JAK inhibitors (tofacitinib, baricitinib, upadacitinib) are newer oral medications that block specific signaling pathways inside immune cells. They’re effective, but the FDA now requires their strongest safety warning on these drugs after a large clinical trial found increased risks of heart attack, stroke, blood clots, cancer, and death with tofacitinib compared to TNF inhibitors. As a result, JAK inhibitors are now limited to patients who haven’t responded to or can’t tolerate TNF inhibitors. Risk factors that warrant extra caution include being over 65, smoking history, and existing cardiovascular risk factors.
Do Glucosamine and Chondroitin Work?
Glucosamine and chondroitin are among the most popular supplements for joint pain, but the evidence is genuinely mixed.
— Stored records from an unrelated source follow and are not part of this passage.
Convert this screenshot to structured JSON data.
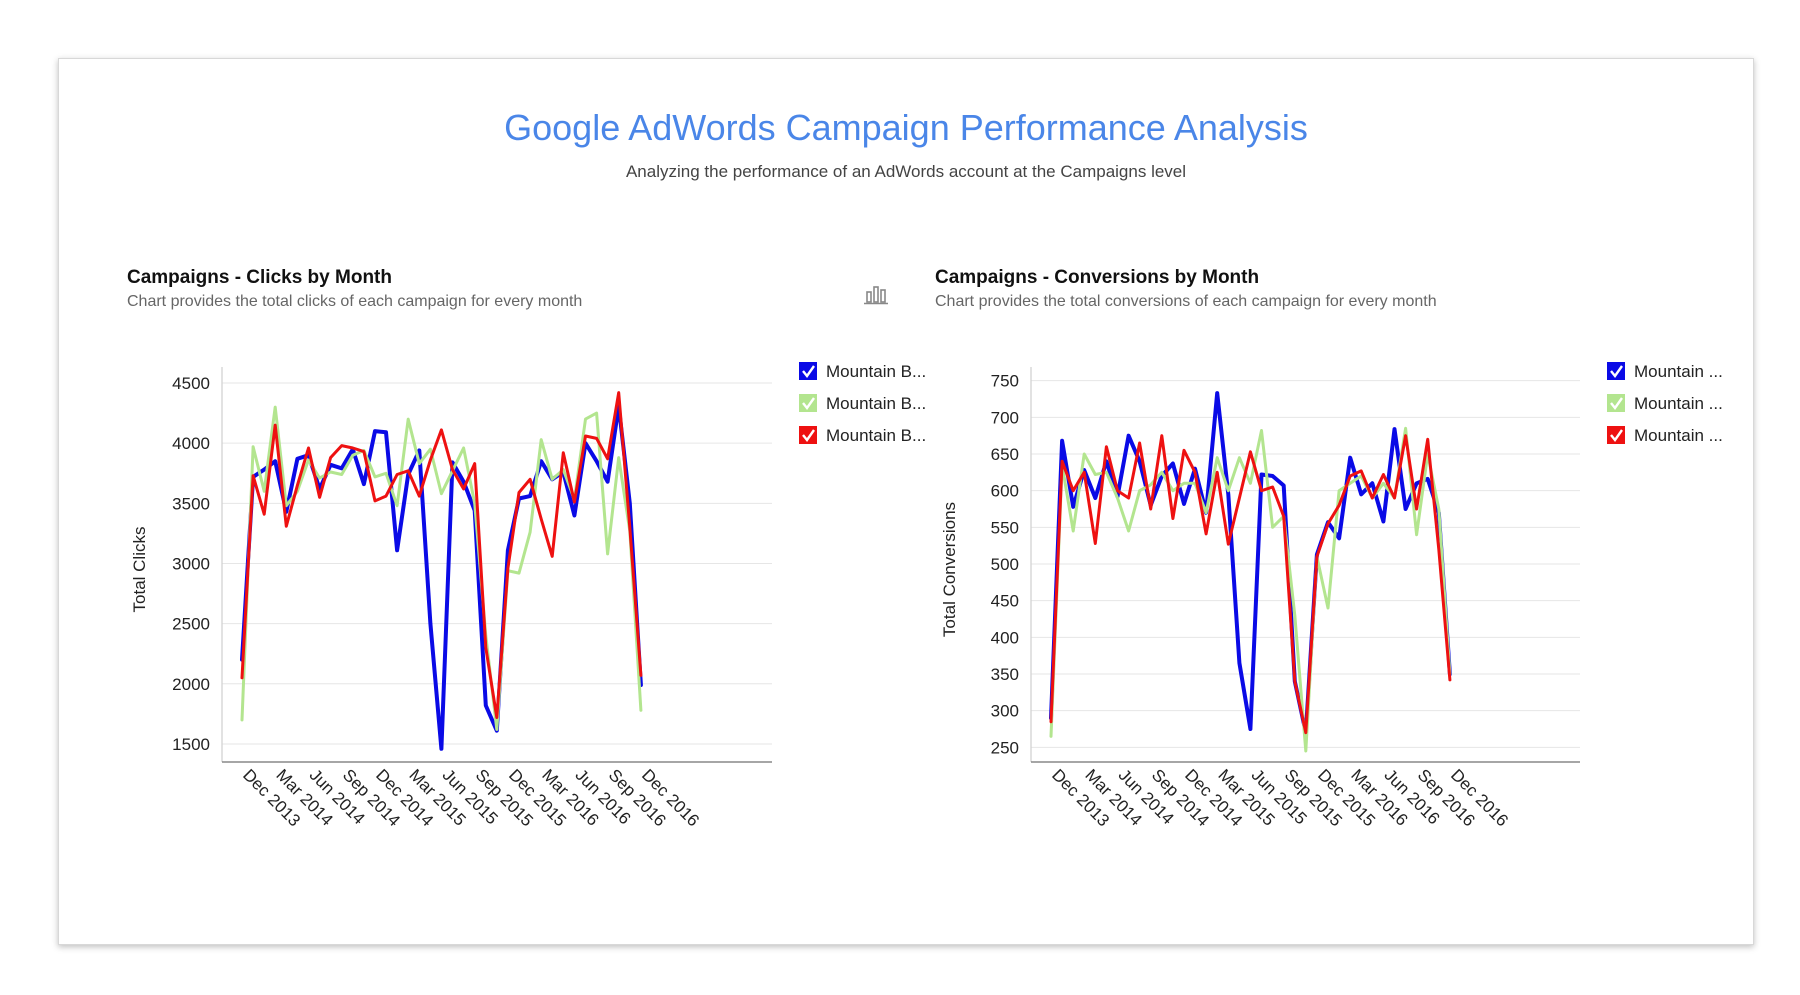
{
  "dashboard": {
    "title": "Google AdWords Campaign Performance Analysis",
    "subtitle": "Analyzing the performance of an AdWords account at the Campaigns level"
  },
  "colors": {
    "series_1": "#0a0ae6",
    "series_2": "#b3e58f",
    "series_3": "#ee1111",
    "title": "#4a86e8"
  },
  "chart_data": [
    {
      "type": "line",
      "title": "Campaigns - Clicks by Month",
      "subtitle": "Chart provides the total clicks of each campaign for every month",
      "xlabel": "",
      "ylabel": "Total Clicks",
      "ylim": [
        1350,
        4550
      ],
      "yticks": [
        1500,
        2000,
        2500,
        3000,
        3500,
        4000,
        4500
      ],
      "xtick_labels": [
        "Dec 2013",
        "Mar 2014",
        "Jun 2014",
        "Sep 2014",
        "Dec 2014",
        "Mar 2015",
        "Jun 2015",
        "Sep 2015",
        "Dec 2015",
        "Mar 2016",
        "Jun 2016",
        "Sep 2016",
        "Dec 2016"
      ],
      "x": [
        "Dec 2013",
        "Jan 2014",
        "Feb 2014",
        "Mar 2014",
        "Apr 2014",
        "May 2014",
        "Jun 2014",
        "Jul 2014",
        "Aug 2014",
        "Sep 2014",
        "Oct 2014",
        "Nov 2014",
        "Dec 2014",
        "Jan 2015",
        "Feb 2015",
        "Mar 2015",
        "Apr 2015",
        "May 2015",
        "Jun 2015",
        "Jul 2015",
        "Aug 2015",
        "Sep 2015",
        "Oct 2015",
        "Nov 2015",
        "Dec 2015",
        "Jan 2016",
        "Feb 2016",
        "Mar 2016",
        "Apr 2016",
        "May 2016",
        "Jun 2016",
        "Jul 2016",
        "Aug 2016",
        "Sep 2016",
        "Oct 2016",
        "Nov 2016",
        "Dec 2016"
      ],
      "legend_labels": [
        "Mountain B...",
        "Mountain B...",
        "Mountain B..."
      ],
      "series": [
        {
          "color": "#0a0ae6",
          "values": [
            2200,
            3720,
            3780,
            3850,
            3430,
            3870,
            3900,
            3620,
            3820,
            3790,
            3950,
            3660,
            4100,
            4090,
            3110,
            3740,
            3940,
            2500,
            1460,
            3840,
            3680,
            3440,
            1820,
            1610,
            3110,
            3540,
            3560,
            3850,
            3700,
            3760,
            3400,
            4000,
            3850,
            3680,
            4310,
            3500,
            1990
          ]
        },
        {
          "color": "#b3e58f",
          "values": [
            1700,
            3970,
            3600,
            4300,
            3480,
            3600,
            3860,
            3710,
            3760,
            3740,
            3900,
            3940,
            3720,
            3750,
            3480,
            4200,
            3830,
            3950,
            3580,
            3770,
            3960,
            3500,
            2400,
            1620,
            2940,
            2920,
            3260,
            4030,
            3700,
            3780,
            3530,
            4200,
            4250,
            3080,
            3880,
            3270,
            1780
          ]
        },
        {
          "color": "#ee1111",
          "values": [
            2050,
            3730,
            3410,
            4150,
            3310,
            3650,
            3960,
            3550,
            3880,
            3980,
            3960,
            3930,
            3520,
            3560,
            3740,
            3770,
            3560,
            3860,
            4110,
            3780,
            3620,
            3830,
            2300,
            1720,
            2960,
            3590,
            3700,
            3370,
            3060,
            3920,
            3510,
            4060,
            4040,
            3870,
            4420,
            3300,
            2070
          ]
        }
      ]
    },
    {
      "type": "line",
      "title": "Campaigns - Conversions by Month",
      "subtitle": "Chart provides the total conversions of each campaign for every month",
      "xlabel": "",
      "ylabel": "Total Conversions",
      "ylim": [
        230,
        755
      ],
      "yticks": [
        250,
        300,
        350,
        400,
        450,
        500,
        550,
        600,
        650,
        700,
        750
      ],
      "xtick_labels": [
        "Dec 2013",
        "Mar 2014",
        "Jun 2014",
        "Sep 2014",
        "Dec 2014",
        "Mar 2015",
        "Jun 2015",
        "Sep 2015",
        "Dec 2015",
        "Mar 2016",
        "Jun 2016",
        "Sep 2016",
        "Dec 2016"
      ],
      "x": [
        "Dec 2013",
        "Jan 2014",
        "Feb 2014",
        "Mar 2014",
        "Apr 2014",
        "May 2014",
        "Jun 2014",
        "Jul 2014",
        "Aug 2014",
        "Sep 2014",
        "Oct 2014",
        "Nov 2014",
        "Dec 2014",
        "Jan 2015",
        "Feb 2015",
        "Mar 2015",
        "Apr 2015",
        "May 2015",
        "Jun 2015",
        "Jul 2015",
        "Aug 2015",
        "Sep 2015",
        "Oct 2015",
        "Nov 2015",
        "Dec 2015",
        "Jan 2016",
        "Feb 2016",
        "Mar 2016",
        "Apr 2016",
        "May 2016",
        "Jun 2016",
        "Jul 2016",
        "Aug 2016",
        "Sep 2016",
        "Oct 2016",
        "Nov 2016",
        "Dec 2016"
      ],
      "legend_labels": [
        "Mountain ...",
        "Mountain ...",
        "Mountain ..."
      ],
      "series": [
        {
          "color": "#0a0ae6",
          "values": [
            290,
            668,
            578,
            628,
            590,
            640,
            592,
            675,
            640,
            580,
            620,
            637,
            582,
            630,
            570,
            733,
            595,
            365,
            275,
            622,
            620,
            607,
            340,
            270,
            513,
            557,
            535,
            645,
            595,
            610,
            558,
            684,
            575,
            610,
            616,
            570,
            350
          ]
        },
        {
          "color": "#b3e58f",
          "values": [
            265,
            635,
            545,
            650,
            622,
            625,
            590,
            545,
            600,
            608,
            625,
            600,
            610,
            610,
            570,
            645,
            600,
            645,
            610,
            682,
            550,
            565,
            430,
            245,
            510,
            440,
            600,
            610,
            620,
            590,
            610,
            590,
            685,
            540,
            650,
            575,
            350
          ]
        },
        {
          "color": "#ee1111",
          "values": [
            285,
            640,
            600,
            625,
            528,
            660,
            600,
            590,
            665,
            575,
            675,
            562,
            655,
            625,
            541,
            625,
            527,
            590,
            653,
            600,
            605,
            565,
            340,
            270,
            510,
            555,
            580,
            620,
            627,
            590,
            622,
            590,
            675,
            575,
            670,
            520,
            342
          ]
        }
      ]
    }
  ]
}
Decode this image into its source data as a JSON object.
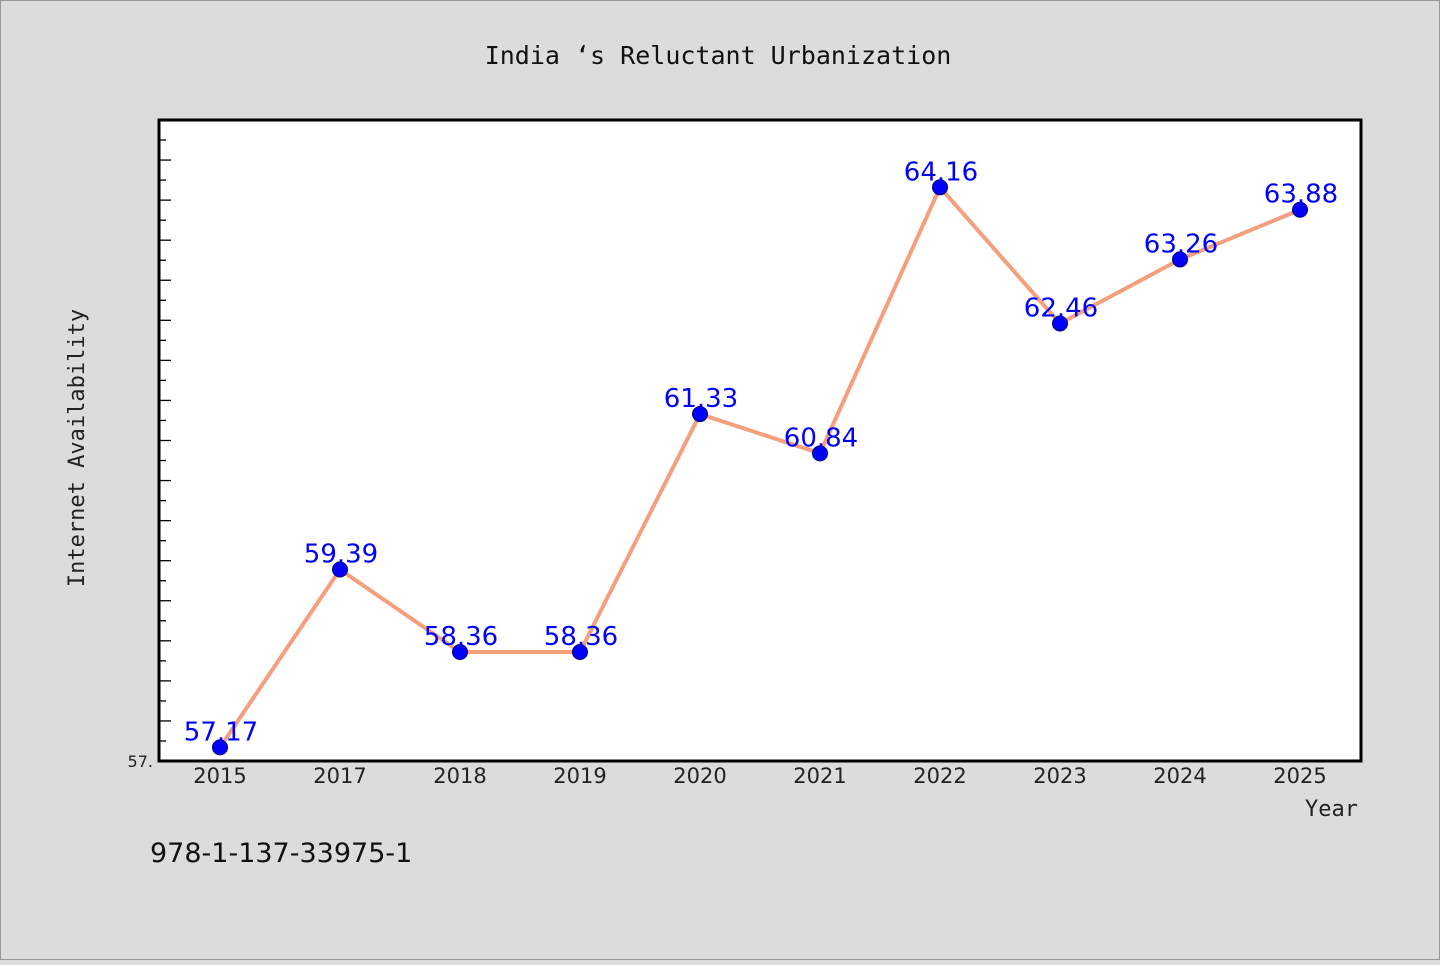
{
  "chart_data": {
    "type": "line",
    "title": "India ‘s Reluctant Urbanization",
    "xlabel": "Year",
    "ylabel": "Internet Availability",
    "categories": [
      "2015",
      "2017",
      "2018",
      "2019",
      "2020",
      "2021",
      "2022",
      "2023",
      "2024",
      "2025"
    ],
    "series": [
      {
        "values": [
          57.17,
          59.39,
          58.36,
          58.36,
          61.33,
          60.84,
          64.16,
          62.46,
          63.26,
          63.88
        ],
        "labels": [
          "57.17",
          "59.39",
          "58.36",
          "58.36",
          "61.33",
          "60.84",
          "64.16",
          "62.46",
          "63.26",
          "63.88"
        ]
      }
    ],
    "ylim": [
      57.0,
      65.0
    ],
    "y_tick_label": "57.",
    "line_color": "#f4a07e",
    "marker_color": "#0000ff",
    "label_color": "#0000ff",
    "grid": false,
    "background_color": "#dcdcdc",
    "plot_background_color": "#ffffff"
  },
  "footer": {
    "code": "978-1-137-33975-1"
  }
}
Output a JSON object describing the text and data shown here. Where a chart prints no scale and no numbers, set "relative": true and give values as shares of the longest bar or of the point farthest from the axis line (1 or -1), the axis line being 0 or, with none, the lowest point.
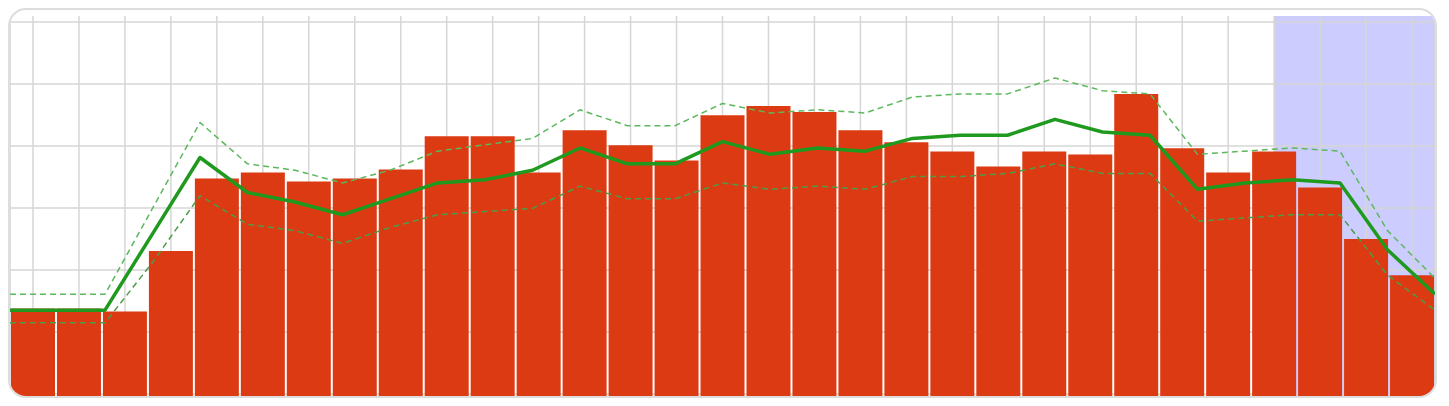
{
  "chart_data": [
    {
      "type": "bar",
      "relative": true,
      "grid": true,
      "categories": [
        null,
        null,
        null,
        null,
        null,
        null,
        null,
        null,
        null,
        null,
        null,
        null,
        null,
        null,
        null,
        null,
        null,
        null,
        null,
        null,
        null,
        null,
        null,
        null,
        null,
        null,
        null,
        null,
        null,
        null,
        null
      ],
      "series": [
        {
          "color": "#dc3a12",
          "values": [
            0.29,
            0.29,
            0.28,
            0.48,
            0.72,
            0.74,
            0.71,
            0.72,
            0.75,
            0.86,
            0.86,
            0.74,
            0.88,
            0.83,
            0.78,
            0.93,
            0.96,
            0.94,
            0.88,
            0.84,
            0.81,
            0.76,
            0.81,
            0.8,
            1,
            0.82,
            0.74,
            0.81,
            0.69,
            0.52,
            0.4
          ]
        }
      ]
    },
    {
      "type": "line",
      "relative": true,
      "categories": [
        null,
        null,
        null,
        null,
        null,
        null,
        null,
        null,
        null,
        null,
        null,
        null,
        null,
        null,
        null,
        null,
        null,
        null,
        null,
        null,
        null,
        null,
        null,
        null,
        null,
        null,
        null,
        null,
        null,
        null,
        null
      ],
      "series": [
        {
          "color": "#1f9a1f",
          "line_style": "solid",
          "values": [
            0.27,
            0.27,
            0.27,
            0.51,
            0.75,
            0.64,
            0.61,
            0.57,
            0.62,
            0.67,
            0.68,
            0.71,
            0.78,
            0.73,
            0.73,
            0.8,
            0.76,
            0.78,
            0.77,
            0.81,
            0.82,
            0.82,
            0.87,
            0.83,
            0.82,
            0.65,
            0.67,
            0.68,
            0.67,
            0.46,
            0.32
          ]
        },
        {
          "color": "#5cb85c",
          "line_style": "dashed",
          "values": [
            0.32,
            0.32,
            0.32,
            0.59,
            0.86,
            0.73,
            0.71,
            0.67,
            0.71,
            0.77,
            0.79,
            0.81,
            0.9,
            0.85,
            0.85,
            0.92,
            0.89,
            0.9,
            0.89,
            0.94,
            0.95,
            0.95,
            1,
            0.96,
            0.95,
            0.76,
            0.77,
            0.78,
            0.77,
            0.52,
            0.37
          ]
        },
        {
          "color": "#4a9e4a",
          "line_style": "dashed",
          "values": [
            0.23,
            0.23,
            0.23,
            0.42,
            0.63,
            0.54,
            0.52,
            0.48,
            0.53,
            0.57,
            0.58,
            0.59,
            0.66,
            0.62,
            0.62,
            0.67,
            0.65,
            0.66,
            0.65,
            0.69,
            0.69,
            0.7,
            0.73,
            0.7,
            0.7,
            0.55,
            0.56,
            0.57,
            0.57,
            0.38,
            0.27
          ]
        }
      ]
    }
  ]
}
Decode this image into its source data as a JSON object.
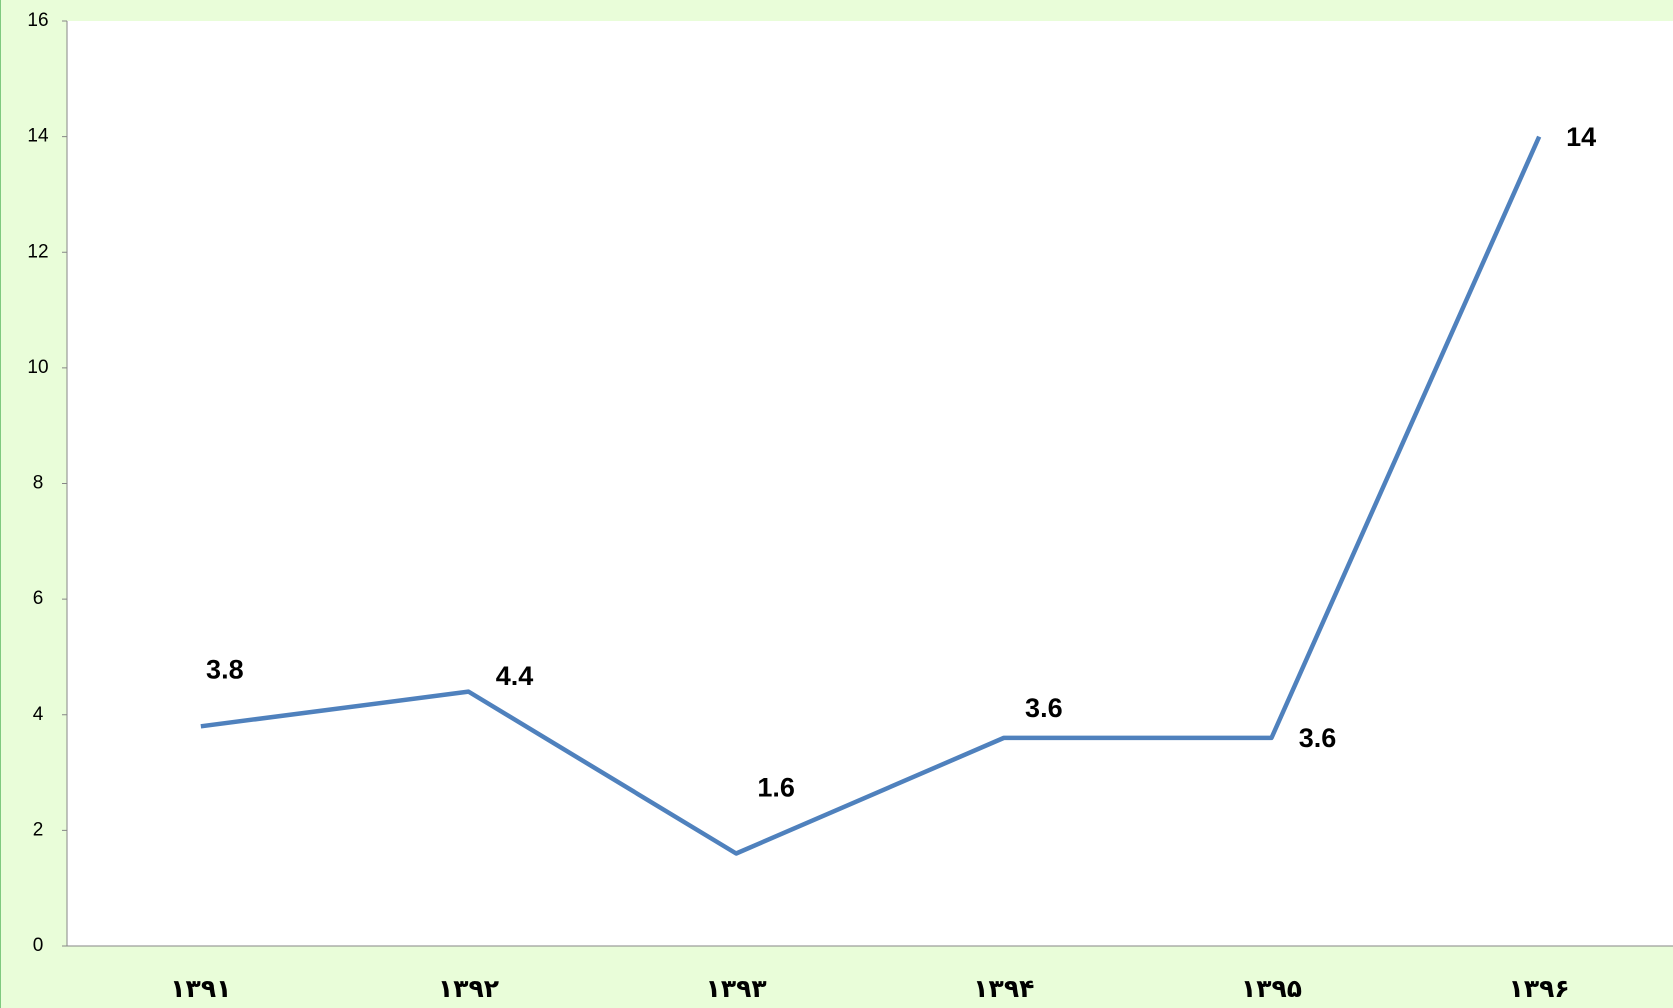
{
  "chart_data": {
    "type": "line",
    "categories": [
      "۱۳۹۱",
      "۱۳۹۲",
      "۱۳۹۳",
      "۱۳۹۴",
      "۱۳۹۵",
      "۱۳۹۶"
    ],
    "series": [
      {
        "color": "#4f81bd",
        "values": [
          3.8,
          4.4,
          1.6,
          3.6,
          3.6,
          14
        ]
      }
    ],
    "ylim": [
      0,
      16
    ],
    "yticks": [
      0,
      2,
      4,
      6,
      8,
      10,
      12,
      14,
      16
    ],
    "grid": false
  }
}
A combined analysis of 29 studies with over 6,100 participants found that glucosamine and chondroitin each reduced knee osteoarthritis pain when taken separately, but not when combined. Individual study results were inconsistent, and the quality of the supplement matters: pharmaceutical-grade preparations showed better results than typical over-the-counter products.
Major arthritis organizations don’t agree on what to recommend. The American College of Rheumatology and the Osteoarthritis Research Society International both strongly recommend against glucosamine and chondroitin, citing weak or inconsistent evidence. The American Academy of Orthopaedic Surgeons takes a softer stance, listing both supplements as potentially helpful for mild to moderate knee osteoarthritis while acknowledging the evidence is inconsistent.
If you want to try them, pharmaceutical-grade versions appear more likely to help. But don’t rely on them as your primary treatment, especially if your pain is moderate or worsening. They’re unlikely to match the relief of NSAIDs or prescription options.
Choosing the Right Approach
For osteoarthritis, most people start with topical or oral NSAIDs and add other options as needed. Topical gels are a smart first choice for knee or hand arthritis since they deliver relief with less systemic risk. If you need oral NSAIDs regularly, using the lowest effective dose for the shortest time reduces cardiovascular and stomach complications.
For rheumatoid arthritis, early and aggressive treatment with methotrexate or similar drugs is critical. Joint damage that occurs in the first two years can be irreversible, so the priority is getting inflammation under control quickly rather than managing pain alone. Biologics and JAK inhibitors are reserved for cases where first-line drugs fall short, and the choice between them increasingly depends on your individual risk profile for heart disease and other conditions.